Greg: I really dug what J.W. did with Radical Fishing and how irreverently charming the pixel art was. I don’t think he gives himself enough credit.

Zach: I mentioned that I might be interested in making that happen.


Greg: I gave them a “Well, I hope I come up with something cool. We’ll see.” kind of answer.

On the water, a fight breaks out over who gets to turn the captain’s wheel.

Rami Ismail (programmer): Basically, J.W. made a full blown prototype (with horrible code, I might add), and I made the game out of it.

Zach: I’m the one programming the thing. 

Rami: I did the programming for the game. 
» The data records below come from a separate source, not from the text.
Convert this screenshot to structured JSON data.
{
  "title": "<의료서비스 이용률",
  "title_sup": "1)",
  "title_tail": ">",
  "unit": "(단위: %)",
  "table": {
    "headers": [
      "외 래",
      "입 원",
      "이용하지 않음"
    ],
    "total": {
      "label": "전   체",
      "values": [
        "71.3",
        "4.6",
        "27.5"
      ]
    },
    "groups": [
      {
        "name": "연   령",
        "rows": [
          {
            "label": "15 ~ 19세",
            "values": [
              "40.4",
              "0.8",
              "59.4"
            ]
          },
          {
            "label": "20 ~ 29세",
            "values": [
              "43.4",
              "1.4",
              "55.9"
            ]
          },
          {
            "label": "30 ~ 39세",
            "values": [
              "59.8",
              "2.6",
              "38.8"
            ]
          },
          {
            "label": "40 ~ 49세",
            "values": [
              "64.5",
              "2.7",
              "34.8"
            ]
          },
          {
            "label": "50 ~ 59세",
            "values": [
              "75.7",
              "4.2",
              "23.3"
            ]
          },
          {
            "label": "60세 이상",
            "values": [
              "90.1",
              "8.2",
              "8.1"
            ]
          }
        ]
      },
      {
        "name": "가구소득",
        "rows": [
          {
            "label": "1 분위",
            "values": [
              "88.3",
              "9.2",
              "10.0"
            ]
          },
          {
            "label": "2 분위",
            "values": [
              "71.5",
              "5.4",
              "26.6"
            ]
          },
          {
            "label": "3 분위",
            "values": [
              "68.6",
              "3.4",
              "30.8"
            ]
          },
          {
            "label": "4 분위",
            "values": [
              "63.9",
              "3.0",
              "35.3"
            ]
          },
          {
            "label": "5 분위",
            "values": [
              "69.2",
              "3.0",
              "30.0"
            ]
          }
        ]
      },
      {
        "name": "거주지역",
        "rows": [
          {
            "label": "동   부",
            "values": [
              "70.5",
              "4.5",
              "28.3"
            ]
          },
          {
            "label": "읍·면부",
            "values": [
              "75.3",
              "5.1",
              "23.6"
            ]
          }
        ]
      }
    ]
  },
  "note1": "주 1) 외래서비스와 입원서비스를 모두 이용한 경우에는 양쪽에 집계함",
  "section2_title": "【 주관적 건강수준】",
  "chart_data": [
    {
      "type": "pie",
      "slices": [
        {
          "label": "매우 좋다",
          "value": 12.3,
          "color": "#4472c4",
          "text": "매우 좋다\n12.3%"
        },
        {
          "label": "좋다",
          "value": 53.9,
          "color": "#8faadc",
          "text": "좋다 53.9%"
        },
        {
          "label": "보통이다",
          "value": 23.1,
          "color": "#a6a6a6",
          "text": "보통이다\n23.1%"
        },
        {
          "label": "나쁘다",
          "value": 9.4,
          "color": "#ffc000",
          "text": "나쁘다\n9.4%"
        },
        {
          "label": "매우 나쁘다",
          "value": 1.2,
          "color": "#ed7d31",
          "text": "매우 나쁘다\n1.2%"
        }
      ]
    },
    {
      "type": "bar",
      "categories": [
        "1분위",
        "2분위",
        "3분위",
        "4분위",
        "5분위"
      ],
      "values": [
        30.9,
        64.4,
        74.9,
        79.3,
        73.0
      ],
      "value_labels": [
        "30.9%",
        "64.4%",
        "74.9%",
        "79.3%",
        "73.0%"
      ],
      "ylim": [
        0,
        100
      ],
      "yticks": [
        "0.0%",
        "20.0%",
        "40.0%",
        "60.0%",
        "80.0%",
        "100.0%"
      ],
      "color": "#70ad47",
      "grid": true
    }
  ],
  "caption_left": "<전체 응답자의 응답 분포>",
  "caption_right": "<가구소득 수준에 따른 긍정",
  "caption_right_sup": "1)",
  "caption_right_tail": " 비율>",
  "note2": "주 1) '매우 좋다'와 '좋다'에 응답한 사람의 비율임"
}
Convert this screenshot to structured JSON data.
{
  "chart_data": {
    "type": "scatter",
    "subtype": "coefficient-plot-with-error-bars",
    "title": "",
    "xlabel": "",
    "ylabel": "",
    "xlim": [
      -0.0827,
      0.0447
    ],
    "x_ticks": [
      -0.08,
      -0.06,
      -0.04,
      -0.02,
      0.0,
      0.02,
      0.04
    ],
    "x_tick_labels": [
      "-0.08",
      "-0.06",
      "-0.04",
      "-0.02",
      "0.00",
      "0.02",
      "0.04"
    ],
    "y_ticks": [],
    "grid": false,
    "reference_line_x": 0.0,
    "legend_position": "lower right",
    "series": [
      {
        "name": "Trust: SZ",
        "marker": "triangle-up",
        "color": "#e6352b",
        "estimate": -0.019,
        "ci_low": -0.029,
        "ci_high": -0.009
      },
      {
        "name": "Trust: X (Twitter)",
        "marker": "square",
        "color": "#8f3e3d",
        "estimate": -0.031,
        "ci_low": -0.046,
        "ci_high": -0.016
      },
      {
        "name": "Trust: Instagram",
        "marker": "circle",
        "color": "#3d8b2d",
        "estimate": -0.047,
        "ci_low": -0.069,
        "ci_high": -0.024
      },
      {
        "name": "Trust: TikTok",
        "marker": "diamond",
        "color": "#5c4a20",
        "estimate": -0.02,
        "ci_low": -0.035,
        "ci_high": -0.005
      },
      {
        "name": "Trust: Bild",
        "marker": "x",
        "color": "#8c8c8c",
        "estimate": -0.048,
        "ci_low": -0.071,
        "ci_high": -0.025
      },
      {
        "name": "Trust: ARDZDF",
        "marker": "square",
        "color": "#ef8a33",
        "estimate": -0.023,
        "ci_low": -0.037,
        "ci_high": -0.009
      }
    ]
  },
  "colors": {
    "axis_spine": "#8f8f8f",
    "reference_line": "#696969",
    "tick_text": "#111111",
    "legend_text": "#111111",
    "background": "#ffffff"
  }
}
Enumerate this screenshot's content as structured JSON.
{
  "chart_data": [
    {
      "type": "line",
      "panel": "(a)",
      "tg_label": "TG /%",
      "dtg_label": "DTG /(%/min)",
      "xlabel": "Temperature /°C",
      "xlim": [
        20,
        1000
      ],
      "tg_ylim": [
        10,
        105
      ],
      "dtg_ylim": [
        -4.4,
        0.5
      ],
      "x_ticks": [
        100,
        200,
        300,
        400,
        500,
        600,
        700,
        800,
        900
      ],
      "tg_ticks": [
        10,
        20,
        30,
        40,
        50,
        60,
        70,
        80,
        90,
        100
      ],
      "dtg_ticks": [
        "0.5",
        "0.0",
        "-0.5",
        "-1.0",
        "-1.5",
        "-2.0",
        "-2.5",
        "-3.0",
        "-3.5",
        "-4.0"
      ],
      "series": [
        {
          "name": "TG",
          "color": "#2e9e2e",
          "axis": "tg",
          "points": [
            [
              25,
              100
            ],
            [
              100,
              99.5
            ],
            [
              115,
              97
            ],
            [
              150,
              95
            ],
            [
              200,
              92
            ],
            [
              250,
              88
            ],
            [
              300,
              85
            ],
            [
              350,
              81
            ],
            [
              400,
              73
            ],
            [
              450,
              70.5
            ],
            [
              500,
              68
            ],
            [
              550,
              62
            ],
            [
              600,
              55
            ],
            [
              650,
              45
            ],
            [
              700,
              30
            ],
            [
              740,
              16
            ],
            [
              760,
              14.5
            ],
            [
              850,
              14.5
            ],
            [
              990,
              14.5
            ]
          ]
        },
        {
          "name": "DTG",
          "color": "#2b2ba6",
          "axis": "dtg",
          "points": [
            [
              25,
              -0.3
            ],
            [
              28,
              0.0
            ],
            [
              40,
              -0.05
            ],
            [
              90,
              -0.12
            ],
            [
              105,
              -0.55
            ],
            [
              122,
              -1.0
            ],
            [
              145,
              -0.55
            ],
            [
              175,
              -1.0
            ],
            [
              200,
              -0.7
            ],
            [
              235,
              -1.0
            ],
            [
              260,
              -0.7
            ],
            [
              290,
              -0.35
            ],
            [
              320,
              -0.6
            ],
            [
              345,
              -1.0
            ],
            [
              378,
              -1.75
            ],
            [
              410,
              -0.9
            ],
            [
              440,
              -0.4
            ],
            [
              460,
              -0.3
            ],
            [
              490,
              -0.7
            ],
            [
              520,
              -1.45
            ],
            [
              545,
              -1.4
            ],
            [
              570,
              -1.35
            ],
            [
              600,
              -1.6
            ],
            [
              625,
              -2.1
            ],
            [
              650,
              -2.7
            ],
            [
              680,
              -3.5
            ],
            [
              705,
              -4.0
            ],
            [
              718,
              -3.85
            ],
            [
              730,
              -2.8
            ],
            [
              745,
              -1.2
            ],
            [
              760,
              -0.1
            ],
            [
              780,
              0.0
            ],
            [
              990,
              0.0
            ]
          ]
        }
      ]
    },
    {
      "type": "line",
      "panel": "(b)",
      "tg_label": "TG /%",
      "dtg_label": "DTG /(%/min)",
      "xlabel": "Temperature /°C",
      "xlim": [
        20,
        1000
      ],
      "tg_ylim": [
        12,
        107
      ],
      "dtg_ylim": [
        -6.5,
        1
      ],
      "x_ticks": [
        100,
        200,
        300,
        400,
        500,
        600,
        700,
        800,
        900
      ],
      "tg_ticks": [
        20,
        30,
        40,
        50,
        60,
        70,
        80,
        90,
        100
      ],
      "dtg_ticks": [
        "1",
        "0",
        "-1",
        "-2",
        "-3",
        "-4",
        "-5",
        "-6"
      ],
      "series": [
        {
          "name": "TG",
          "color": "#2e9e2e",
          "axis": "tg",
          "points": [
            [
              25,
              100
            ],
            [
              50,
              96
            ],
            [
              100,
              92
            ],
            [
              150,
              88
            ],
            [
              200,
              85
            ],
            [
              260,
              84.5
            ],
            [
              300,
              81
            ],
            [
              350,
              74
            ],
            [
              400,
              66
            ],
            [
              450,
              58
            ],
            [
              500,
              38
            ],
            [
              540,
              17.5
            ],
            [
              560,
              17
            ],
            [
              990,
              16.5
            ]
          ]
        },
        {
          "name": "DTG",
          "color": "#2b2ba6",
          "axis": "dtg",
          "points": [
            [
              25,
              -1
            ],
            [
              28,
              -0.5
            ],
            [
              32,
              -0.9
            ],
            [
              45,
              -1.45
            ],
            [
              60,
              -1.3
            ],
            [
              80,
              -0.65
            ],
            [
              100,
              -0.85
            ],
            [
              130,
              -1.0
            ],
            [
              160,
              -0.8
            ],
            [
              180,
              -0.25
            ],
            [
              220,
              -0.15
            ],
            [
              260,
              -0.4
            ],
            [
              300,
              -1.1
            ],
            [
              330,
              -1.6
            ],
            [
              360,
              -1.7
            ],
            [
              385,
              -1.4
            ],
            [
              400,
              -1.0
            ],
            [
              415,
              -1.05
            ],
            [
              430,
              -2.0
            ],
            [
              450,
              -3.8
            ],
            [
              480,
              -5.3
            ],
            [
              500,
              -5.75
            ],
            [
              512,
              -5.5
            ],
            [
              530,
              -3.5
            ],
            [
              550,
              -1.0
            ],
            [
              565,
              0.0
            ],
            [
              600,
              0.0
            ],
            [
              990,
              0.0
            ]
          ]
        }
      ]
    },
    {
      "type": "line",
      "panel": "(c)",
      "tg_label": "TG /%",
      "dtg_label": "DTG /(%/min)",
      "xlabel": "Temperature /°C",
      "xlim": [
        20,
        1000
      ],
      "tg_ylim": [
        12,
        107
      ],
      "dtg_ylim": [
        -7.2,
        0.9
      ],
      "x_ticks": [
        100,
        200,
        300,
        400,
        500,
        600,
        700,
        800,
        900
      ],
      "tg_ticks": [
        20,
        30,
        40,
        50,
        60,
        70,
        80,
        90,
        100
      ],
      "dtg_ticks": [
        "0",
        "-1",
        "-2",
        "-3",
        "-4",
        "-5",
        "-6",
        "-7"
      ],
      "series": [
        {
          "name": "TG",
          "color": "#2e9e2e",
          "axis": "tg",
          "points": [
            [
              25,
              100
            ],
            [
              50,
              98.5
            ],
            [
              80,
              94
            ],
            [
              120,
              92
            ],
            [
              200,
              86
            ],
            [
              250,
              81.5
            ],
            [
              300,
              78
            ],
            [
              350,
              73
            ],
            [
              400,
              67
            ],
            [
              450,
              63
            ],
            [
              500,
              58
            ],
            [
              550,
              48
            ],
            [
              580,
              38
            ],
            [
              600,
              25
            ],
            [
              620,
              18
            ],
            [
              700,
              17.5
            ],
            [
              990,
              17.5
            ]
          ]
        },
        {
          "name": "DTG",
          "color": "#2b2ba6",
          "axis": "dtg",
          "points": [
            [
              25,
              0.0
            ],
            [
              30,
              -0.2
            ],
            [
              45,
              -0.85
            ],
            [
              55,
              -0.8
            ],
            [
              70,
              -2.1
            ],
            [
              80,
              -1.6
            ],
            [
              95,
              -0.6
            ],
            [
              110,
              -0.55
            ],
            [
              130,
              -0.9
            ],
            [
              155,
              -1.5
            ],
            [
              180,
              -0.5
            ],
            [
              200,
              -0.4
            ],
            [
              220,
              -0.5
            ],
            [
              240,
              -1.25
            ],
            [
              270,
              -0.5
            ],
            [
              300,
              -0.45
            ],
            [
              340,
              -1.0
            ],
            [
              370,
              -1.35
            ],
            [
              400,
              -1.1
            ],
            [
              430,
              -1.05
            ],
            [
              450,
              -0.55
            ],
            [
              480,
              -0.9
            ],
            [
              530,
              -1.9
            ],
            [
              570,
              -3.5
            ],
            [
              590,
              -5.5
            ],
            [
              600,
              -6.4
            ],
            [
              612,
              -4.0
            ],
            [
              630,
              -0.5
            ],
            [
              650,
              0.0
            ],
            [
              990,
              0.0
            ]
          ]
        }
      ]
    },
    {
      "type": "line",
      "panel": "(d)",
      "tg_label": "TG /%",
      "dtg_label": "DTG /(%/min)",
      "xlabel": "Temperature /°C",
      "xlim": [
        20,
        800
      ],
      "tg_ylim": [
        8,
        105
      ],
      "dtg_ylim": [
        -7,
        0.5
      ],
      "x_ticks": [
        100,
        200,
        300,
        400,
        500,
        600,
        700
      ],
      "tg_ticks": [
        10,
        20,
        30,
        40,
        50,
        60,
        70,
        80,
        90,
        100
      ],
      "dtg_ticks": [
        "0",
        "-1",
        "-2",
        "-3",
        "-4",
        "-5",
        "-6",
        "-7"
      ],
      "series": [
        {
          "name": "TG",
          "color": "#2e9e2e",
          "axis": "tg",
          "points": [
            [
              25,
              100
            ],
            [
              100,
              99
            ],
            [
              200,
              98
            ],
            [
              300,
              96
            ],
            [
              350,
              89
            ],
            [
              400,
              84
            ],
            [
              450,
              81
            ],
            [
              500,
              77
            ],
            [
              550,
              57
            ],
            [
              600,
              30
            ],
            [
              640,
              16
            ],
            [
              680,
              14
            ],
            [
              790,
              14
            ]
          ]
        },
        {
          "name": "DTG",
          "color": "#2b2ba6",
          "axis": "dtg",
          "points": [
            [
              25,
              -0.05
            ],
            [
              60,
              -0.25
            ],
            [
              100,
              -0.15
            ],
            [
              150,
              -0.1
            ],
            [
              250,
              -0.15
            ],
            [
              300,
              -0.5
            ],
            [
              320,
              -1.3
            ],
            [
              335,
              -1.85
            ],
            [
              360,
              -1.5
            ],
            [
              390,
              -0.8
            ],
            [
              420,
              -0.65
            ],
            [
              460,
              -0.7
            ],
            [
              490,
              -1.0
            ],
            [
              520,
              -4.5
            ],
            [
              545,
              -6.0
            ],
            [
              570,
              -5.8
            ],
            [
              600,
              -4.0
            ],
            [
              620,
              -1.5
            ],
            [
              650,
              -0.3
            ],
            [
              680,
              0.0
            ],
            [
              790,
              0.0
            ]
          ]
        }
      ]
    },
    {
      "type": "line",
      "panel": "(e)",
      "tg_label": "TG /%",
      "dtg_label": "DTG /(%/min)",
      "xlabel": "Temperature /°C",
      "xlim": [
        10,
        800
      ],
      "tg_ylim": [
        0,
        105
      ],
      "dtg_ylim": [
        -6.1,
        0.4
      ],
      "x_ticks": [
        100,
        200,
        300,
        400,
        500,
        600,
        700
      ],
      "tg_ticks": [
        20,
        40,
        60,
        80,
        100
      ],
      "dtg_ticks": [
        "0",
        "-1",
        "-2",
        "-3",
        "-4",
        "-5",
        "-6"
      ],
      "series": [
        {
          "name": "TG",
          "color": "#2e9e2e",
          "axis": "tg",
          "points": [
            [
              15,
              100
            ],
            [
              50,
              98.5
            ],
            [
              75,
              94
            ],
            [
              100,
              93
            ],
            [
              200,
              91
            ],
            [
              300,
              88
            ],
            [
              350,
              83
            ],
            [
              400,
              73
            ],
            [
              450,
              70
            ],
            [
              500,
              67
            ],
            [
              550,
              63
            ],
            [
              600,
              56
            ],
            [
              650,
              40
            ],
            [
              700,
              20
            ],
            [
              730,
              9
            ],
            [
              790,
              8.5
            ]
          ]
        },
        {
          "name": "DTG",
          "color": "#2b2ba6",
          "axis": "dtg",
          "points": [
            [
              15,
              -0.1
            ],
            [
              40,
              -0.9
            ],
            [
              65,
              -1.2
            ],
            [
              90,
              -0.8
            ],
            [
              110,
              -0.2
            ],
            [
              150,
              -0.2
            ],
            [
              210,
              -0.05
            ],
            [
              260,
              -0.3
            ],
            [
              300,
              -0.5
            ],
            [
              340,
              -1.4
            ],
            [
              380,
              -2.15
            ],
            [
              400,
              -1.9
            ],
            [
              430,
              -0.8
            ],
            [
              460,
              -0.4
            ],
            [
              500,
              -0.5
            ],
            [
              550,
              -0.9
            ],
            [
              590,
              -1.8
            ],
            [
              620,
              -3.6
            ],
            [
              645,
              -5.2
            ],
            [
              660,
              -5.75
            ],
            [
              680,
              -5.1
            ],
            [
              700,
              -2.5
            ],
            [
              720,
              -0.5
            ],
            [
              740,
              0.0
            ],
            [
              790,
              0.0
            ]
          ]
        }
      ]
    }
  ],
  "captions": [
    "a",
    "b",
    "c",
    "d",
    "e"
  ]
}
Greg: Zach has been sick with a nasty flu bug since he got back from Italy.

J.W.: We both don’t have enough free time to play this game at a competitive level, but definitely I’m better [than Rami].

Rami: J.W. can be a bit delusional at times.

Meanwhile, the crew cooks up elaborate big fish stories to impress those back home.

Brandon: They are naked, simple mechanics just scantily, tantalizingly clothed enough in a silly, inviting narrative.

Greg: The colors and feel of the game was a matter of making a ton of objects and fish and tweaking the colors until I felt that warm nostalgia.

Brandon: The one-two-three punch is so incredibly satisfying as a game loop. It triggers entirely different parts of your brain. Each is tuned so beautifully that it’d be every bit as engaging with no fishing at all.

Zach: [We] shoved as much love and craft into it as possible.

At last, the truth surfaces.

J.W.: I scribbled down the game design in the thirty minutes after seeing a documentary about tuna fishing.

Greg: I just decided to sit down and fuck around and see what came out. 

Eirik: [I] simply put my brain in auto-mode and let whatever comes out be the score.

J.W.: The rest of my work was doing art in Microsoft Paint.

Zach: I’d recommend immediately start making lots of stuff.

Brandon: They didn’t really have the bandwidth to do it themselves.

After their catch, the old vets counsel younger generations on how to reel in the big ones.

Brandon: The two best things you can do to break into the industry are start smoking and start drinking heavily.

Greg: When I’m cooking, I often make the best stuff when I only have some butter, black beans, and a can of tomatoes. 

Zach: Keep making things until you make something that you love and is perfect, which should never happen.

Greg: I’m really stubborn. I will believe in a system so completely that I spend entire days throwing ideas at it, and when something does come back, it almost feels like discovering something I would have never dreamt of.

They fondly remember the excitement of catching a prize fish.

Rami: We absolutely did not see it coming. The previous year, we had been refreshing the page every minute. This year we knew the nominations were being announced and thought we’d check.

Brandon: The rest is beautiful history.

Rami:  I hugged everyone nearby and called my family to let them know. My mother burst into tears.